Tuesday, January 27, 2009

Education in the Middle East: Improving Lives and Promoting Peace

Greg Mortenson, a former mountain climber, pledged to build his first school in Korphe, Pakistan when he stumbled into the rural village, sick and exhausted, after a failed attempt to summit the mountain K2. After receiving an endowment from the scientist Jean Hoerni, Mortenson founded the Central Asia Institute, which has successfully established 78 schools for children in rural Pakistan and Afghanistan. The CAI makes it a priority to learn from the local people, and to help the communities help themselves. Every CAI project is initiated by people in the community, and they are asked to volunteer labor for building the school. Mortenson believes that this policy helps to empower the local people as well as keeping costs low.
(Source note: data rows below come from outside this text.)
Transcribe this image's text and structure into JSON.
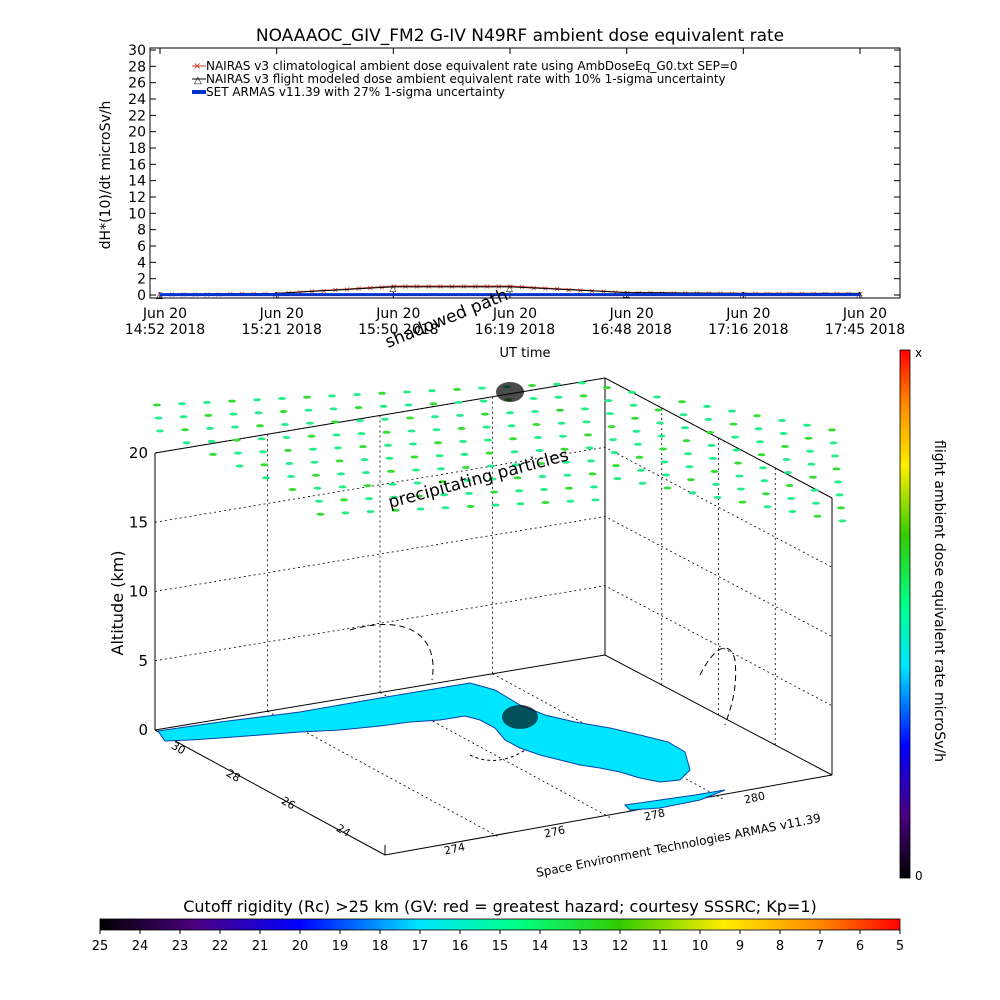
{
  "title": "NOAAAOC_GIV_FM2 G-IV    N49RF  ambient dose equivalent rate",
  "timeseries": {
    "ylabel": "dH*(10)/dt microSv/h",
    "xlabel": "UT time",
    "y_ticks": [
      "0",
      "2",
      "4",
      "6",
      "8",
      "10",
      "12",
      "14",
      "16",
      "18",
      "20",
      "22",
      "24",
      "26",
      "28",
      "30"
    ],
    "x_ticks": [
      {
        "top": "Jun 20",
        "bottom": "14:52 2018"
      },
      {
        "top": "Jun 20",
        "bottom": "15:21 2018"
      },
      {
        "top": "Jun 20",
        "bottom": "15:50 2018"
      },
      {
        "top": "Jun 20",
        "bottom": "16:19 2018"
      },
      {
        "top": "Jun 20",
        "bottom": "16:48 2018"
      },
      {
        "top": "Jun 20",
        "bottom": "17:16 2018"
      },
      {
        "top": "Jun 20",
        "bottom": "17:45 2018"
      }
    ],
    "legend": [
      {
        "text": "NAIRAS v3 climatological ambient dose equivalent rate using AmbDoseEq_G0.txt SEP=0",
        "color": "#c0392b"
      },
      {
        "text": "NAIRAS v3 flight modeled dose ambient equivalent rate with 10% 1-sigma uncertainty",
        "color": "#000000"
      },
      {
        "text": "SET ARMAS v11.39 with 27% 1-sigma uncertainty",
        "color": "#0033cc"
      }
    ]
  },
  "chart_data": {
    "type": "line",
    "title": "NOAAAOC_GIV_FM2 G-IV    N49RF  ambient dose equivalent rate",
    "xlabel": "UT time",
    "ylabel": "dH*(10)/dt microSv/h",
    "ylim": [
      0,
      30
    ],
    "x": [
      "14:52",
      "15:21",
      "15:50",
      "16:19",
      "16:48",
      "17:16",
      "17:45"
    ],
    "series": [
      {
        "name": "NAIRAS v3 climatological ambient dose equivalent rate using AmbDoseEq_G0.txt SEP=0",
        "values": [
          0.1,
          0.2,
          1.1,
          1.1,
          0.3,
          0.2,
          0.2
        ]
      },
      {
        "name": "NAIRAS v3 flight modeled dose ambient equivalent rate with 10% 1-sigma uncertainty",
        "values": [
          0.1,
          0.2,
          1.0,
          1.0,
          0.3,
          0.2,
          0.2
        ]
      },
      {
        "name": "SET ARMAS v11.39 with 27% 1-sigma uncertainty",
        "values": [
          0.05,
          0.05,
          0.05,
          0.05,
          0.05,
          0.05,
          0.05
        ]
      }
    ],
    "grid": false
  },
  "map3d": {
    "shadowed_path_label": "shadowed path",
    "precipitating_label": "precipitating particles",
    "altitude_label": "Altitude (km)",
    "altitude_ticks": [
      "0",
      "5",
      "10",
      "15",
      "20"
    ],
    "lat_ticks": [
      "30",
      "28",
      "26",
      "24"
    ],
    "lon_ticks": [
      "274",
      "276",
      "278",
      "280"
    ],
    "credit": "Space Environment Technologies ARMAS v11.39"
  },
  "right_colorbar": {
    "label": "flight ambient dose equivalent rate microSv/h",
    "top_label": "x",
    "bottom_label": "0"
  },
  "bottom_colorbar": {
    "title": "Cutoff rigidity (Rc) >25 km (GV: red = greatest hazard; courtesy SSSRC; Kp=1)",
    "ticks": [
      "25",
      "24",
      "23",
      "22",
      "21",
      "20",
      "19",
      "18",
      "17",
      "16",
      "15",
      "14",
      "13",
      "12",
      "11",
      "10",
      "9",
      "8",
      "7",
      "6",
      "5"
    ]
  }
}
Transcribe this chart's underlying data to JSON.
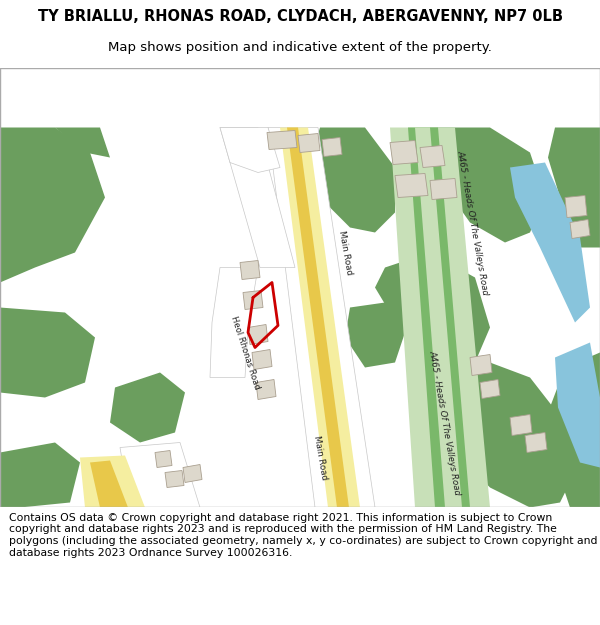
{
  "title": "TY BRIALLU, RHONAS ROAD, CLYDACH, ABERGAVENNY, NP7 0LB",
  "subtitle": "Map shows position and indicative extent of the property.",
  "footer": "Contains OS data © Crown copyright and database right 2021. This information is subject to Crown copyright and database rights 2023 and is reproduced with the permission of HM Land Registry. The polygons (including the associated geometry, namely x, y co-ordinates) are subject to Crown copyright and database rights 2023 Ordnance Survey 100026316.",
  "bg_color": "#ffffff",
  "map_bg": "#f8f8f5",
  "green_color": "#6b9e5e",
  "road_yellow": "#e8c84a",
  "road_light_yellow": "#f5eea0",
  "road_white": "#ffffff",
  "road_outline": "#c8c8c8",
  "road_green_dark": "#7ab86a",
  "road_green_light": "#c8e0b8",
  "road_green_mid": "#a8cc90",
  "building_fill": "#ddd8cc",
  "building_edge": "#aaa090",
  "river_color": "#88c4dc",
  "red_outline": "#cc0000",
  "title_fontsize": 10.5,
  "subtitle_fontsize": 9.5,
  "footer_fontsize": 7.8
}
Mortenson and the CAI build schools because they care about helping children. Because educating girls has the biggest impact on quality of life for the entire village, they focus on enrolling girls. However, in the aftermath of 9/11, the CAIs work has taken on a greater significance for Americans. In much of Pakistan and Afghanistan, the only schools available are Islamic madrassas, which are often run by extremist Muslims who use them to advance anti-American agendas and recruit for the Taliban. Mortenson believes that if children are offered options for balanced, moderate education, support for terrorists will eventually evaporate. Therefore, the only sustainable way to fight terror is to improve access to education in the Middle East.

Since its inception, the CAI has expanded to provide women's centers and public health resources in addition to schools, teacher training, and teacher salaries. The New York Times #1 best seller Three Cups of Tea: One Man's Mission to Promote Peace...One School at a Time, coauthored by Mortenson and journalist David Oliver Relin, tells the CAI's story.